O diploma classifica, para tanto, os actos processuais em duas categorias: “ actos em suporte electrónico” (os actos praticados por via electrónica) e os “actos em suporte físico”. Embora não explicite em que consistem os actos em “suporte físico”, deve entender-se (relativamente às partes) que são os previstos no art.144 nº7 a), b) e c) CPC, ou seja, escrito entregue na secretaria, remessa pelo correio ou por telecópia.
O diploma alargou subjectivamente o âmbito do justo impedimento, não agora como instrumento apenas da parte (“ sujeitos e intervenientes processuais”) e estabeleceu, no plano objectivo, um duplo regime, consoante o impedimento incida sobre o acto processual electrónico ou em suporte físico.

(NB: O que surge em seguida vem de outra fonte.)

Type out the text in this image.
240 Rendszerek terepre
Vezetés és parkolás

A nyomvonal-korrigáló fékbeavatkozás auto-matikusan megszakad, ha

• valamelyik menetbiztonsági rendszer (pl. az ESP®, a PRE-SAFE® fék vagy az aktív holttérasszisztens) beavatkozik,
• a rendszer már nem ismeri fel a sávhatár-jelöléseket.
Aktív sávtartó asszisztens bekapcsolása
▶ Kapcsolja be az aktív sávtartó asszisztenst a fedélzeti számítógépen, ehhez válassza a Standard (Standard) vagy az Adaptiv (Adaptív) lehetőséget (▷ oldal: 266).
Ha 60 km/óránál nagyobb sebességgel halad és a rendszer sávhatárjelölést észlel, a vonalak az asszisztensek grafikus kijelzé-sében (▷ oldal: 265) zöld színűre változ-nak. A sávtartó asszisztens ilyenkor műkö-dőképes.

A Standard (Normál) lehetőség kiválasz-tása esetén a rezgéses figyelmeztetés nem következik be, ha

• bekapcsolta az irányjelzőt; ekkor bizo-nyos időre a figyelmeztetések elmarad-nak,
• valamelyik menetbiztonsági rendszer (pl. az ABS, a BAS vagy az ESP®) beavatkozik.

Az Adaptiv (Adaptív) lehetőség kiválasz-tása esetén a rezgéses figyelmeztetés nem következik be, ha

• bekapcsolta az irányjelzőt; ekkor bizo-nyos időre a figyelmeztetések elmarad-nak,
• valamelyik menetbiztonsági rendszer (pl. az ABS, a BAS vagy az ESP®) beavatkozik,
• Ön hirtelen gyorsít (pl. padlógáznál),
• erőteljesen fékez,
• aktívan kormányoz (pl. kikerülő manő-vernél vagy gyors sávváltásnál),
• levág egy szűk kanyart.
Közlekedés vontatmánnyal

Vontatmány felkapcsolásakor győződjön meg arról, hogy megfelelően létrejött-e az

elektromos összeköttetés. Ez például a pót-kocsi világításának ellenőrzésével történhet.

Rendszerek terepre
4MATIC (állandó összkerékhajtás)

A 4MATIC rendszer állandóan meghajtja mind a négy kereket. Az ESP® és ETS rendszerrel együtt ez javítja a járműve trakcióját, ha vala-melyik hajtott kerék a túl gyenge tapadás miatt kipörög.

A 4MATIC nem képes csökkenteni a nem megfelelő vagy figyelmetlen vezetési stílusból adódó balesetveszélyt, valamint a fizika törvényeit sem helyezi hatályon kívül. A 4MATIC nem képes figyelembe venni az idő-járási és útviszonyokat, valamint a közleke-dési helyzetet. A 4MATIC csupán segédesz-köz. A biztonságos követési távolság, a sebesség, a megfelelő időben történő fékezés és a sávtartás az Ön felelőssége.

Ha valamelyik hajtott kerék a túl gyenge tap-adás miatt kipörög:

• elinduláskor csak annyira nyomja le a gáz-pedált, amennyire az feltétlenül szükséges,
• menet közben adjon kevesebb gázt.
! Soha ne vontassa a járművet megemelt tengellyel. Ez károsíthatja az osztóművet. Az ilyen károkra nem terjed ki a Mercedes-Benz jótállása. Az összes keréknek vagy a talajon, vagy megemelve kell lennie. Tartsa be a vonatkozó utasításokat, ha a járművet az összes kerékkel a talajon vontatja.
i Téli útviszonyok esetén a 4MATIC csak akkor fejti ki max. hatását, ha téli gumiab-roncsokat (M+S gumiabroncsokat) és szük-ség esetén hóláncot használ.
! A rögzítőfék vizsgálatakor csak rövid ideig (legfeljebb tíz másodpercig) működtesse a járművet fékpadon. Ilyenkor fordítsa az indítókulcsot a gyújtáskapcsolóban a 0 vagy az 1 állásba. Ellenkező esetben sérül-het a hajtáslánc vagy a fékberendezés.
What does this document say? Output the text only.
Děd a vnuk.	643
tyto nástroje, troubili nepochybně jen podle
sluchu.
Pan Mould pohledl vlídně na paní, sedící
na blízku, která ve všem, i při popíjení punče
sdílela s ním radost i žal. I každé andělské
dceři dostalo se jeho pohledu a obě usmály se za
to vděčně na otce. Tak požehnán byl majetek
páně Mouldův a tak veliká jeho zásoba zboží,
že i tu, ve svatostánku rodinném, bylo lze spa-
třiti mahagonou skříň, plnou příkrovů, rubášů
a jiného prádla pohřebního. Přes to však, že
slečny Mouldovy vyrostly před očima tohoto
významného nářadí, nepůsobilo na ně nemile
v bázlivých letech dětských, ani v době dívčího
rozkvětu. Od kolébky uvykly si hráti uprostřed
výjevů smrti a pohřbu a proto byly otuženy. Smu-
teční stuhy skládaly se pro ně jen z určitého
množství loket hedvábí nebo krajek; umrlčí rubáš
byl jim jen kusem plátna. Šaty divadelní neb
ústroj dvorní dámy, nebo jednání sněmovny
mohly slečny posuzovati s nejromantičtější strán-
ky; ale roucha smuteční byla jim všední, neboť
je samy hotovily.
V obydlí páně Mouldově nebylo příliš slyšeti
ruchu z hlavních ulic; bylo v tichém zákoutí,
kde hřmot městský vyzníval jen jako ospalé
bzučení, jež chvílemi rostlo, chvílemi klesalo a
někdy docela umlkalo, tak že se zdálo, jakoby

No entanto, relativamente aos “actos em suporte electrónico” (no sistema informático do Citius), o justo impedimento é oficioso e automático (“ independentemente de requerimento, alegação ou prova (…)” (cf. art.3 nº1).Já quanto aos “actos em suporte físico”, o justo impedimento depende da confirmação pela secretaria do tribunal judicial da “ impossibilidade de acesso ao processo ou a parte dele”, quer em suporte electrónico, quer em suporte físico (cf. art.3 nº2).
Daqui resulta que tendo o acto sido praticado no período legal em que a lei pressupôs a existência de constrangimentos técnicos que afectaram o sistema informático, o justo impedimento é oficioso e automático, não carecendo de alegação e prova, por se tratar de regime especial, em relação ao previsto no art.140 CPC.
Importa realçar as circunstâncias do tempo em que a lei (DL nº 150/2014) foi elaborada aquando da instalação das novas Comarcas, com a consequente migração de processos e a notória instabilidade criada, nomeadamente com o colapso do Citius, o que impeliu o legislador a “clarificar o regime aplicável à prática de actos processuais”, pelo que uma interpretação conforme à Constituição e ao direito fundamental de acesso ao direito e tutela jurisdicional efectiva (art.20 CRP) leva a que se acolha um sentido interpretativo menos restritivo dos direitos dos sujeitos processuais e em favor do “ princípio pro actione”.
Neste contexto, considera-se justificado o impedimento e instaurada a acção executiva em 9 de Outubro de 2013, e porque a demora da citação não é imputável à exequente, a prescrição interrompeu-se decorridos cinco dias após a apresentação em juízo da petição inicial da acção executiva.
Neste contexto, a acção cambiária não prescreveu, pelo que a livrança é válida como título executivo, ficando prejudicada a questão da fiança.
2.5. A impugnação de facto
O tribunal deu como provado que:
3) Em razão do referido acordo, a exequente é dona e legítima portadora da livrança dada em execução com o valor de 1.329.332,16€ (um milhão trezentos e vinte e nove mil trezentos e trinta e dois euros e dezasseis
cêntimos), vencida em 15/10/2010, subscrita pela sociedade Executada “U..., LDA”, avalizada pelos executados A..., M... e B..., este último declarado insolvente.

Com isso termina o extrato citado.